Balkans Day 22 – Niš
2nd October 2018

It’s our last day before dropping the hire car back in Skopje. We are breaking the journey in Niš, mainly because it’s half way between Belgrade and Skopje.

Niš has 3 very diverse tourist attractions; the 4th century Roman palace of Constantine the Great, an 18th century Turkish fortress and a 20th century Nazi Concentration Camp.

It’s pouring with rain and takes almost an hour to fight our way out of Belgrade through the rush hour traffic, despite the old man going native and driving through red lights, in bus lanes, over pedestrian crossings etc. Eventually the rain clears and by the time we reach Niš it’s 20 degrees and sunny. After Novi Sad and Belgrade, we aren’t expecting to like Niš, but it’s actually quite nice.

We walk through the pedestrian precinct to the fortress which houses the City Park; a mixture of the things you’d expect to find in park, but every now and then, the remains of a Roman bath house or an Ottoman mosque. We stumble upon the Nišville Museum which contains quirky mementos of the annual jazz festival.

Next, the Red Cross Concentration Camp. The Niš Camp was like other Nazi Concentration camps in most ways. Two slight differences; firstly it was the only camp where prisoners attempted a mass breakout.

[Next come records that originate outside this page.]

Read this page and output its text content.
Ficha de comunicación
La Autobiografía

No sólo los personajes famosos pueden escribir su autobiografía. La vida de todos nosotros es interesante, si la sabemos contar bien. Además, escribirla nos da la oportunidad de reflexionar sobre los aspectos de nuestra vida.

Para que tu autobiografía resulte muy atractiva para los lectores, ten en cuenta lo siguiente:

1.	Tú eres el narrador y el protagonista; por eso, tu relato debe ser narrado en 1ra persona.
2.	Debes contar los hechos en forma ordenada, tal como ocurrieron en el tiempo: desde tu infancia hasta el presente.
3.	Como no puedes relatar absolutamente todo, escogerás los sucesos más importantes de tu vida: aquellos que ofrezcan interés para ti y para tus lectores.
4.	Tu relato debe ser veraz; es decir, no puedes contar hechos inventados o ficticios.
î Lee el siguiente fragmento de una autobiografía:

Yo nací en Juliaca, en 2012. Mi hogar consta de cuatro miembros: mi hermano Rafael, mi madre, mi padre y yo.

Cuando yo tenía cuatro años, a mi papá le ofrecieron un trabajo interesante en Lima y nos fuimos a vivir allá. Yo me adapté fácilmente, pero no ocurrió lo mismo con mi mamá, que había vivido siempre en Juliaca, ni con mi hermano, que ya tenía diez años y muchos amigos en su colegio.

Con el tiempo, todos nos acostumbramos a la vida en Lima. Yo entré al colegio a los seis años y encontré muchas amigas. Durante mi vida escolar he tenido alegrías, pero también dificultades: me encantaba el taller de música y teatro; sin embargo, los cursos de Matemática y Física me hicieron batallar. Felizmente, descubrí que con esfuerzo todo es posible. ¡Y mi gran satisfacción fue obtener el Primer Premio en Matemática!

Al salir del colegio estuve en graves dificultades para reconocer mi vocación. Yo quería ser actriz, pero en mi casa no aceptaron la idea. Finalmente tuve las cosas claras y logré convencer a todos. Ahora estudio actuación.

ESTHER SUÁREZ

Secondly, the local partisans fought hard against the Nazis, who implement a quota that for every German killed, one hundred locals would die (with 50 executed for every German injured). Thus, the Camp served as a holding area for victims to fulfil this quota. These men, women and children were then taken to nearby Bubanj Hill and slaughtered in their thousands.

We complete our afternoon in Niš with our last Serbian meal – peppers stuffed with cheese, and of course, sausage at Kafana Galija.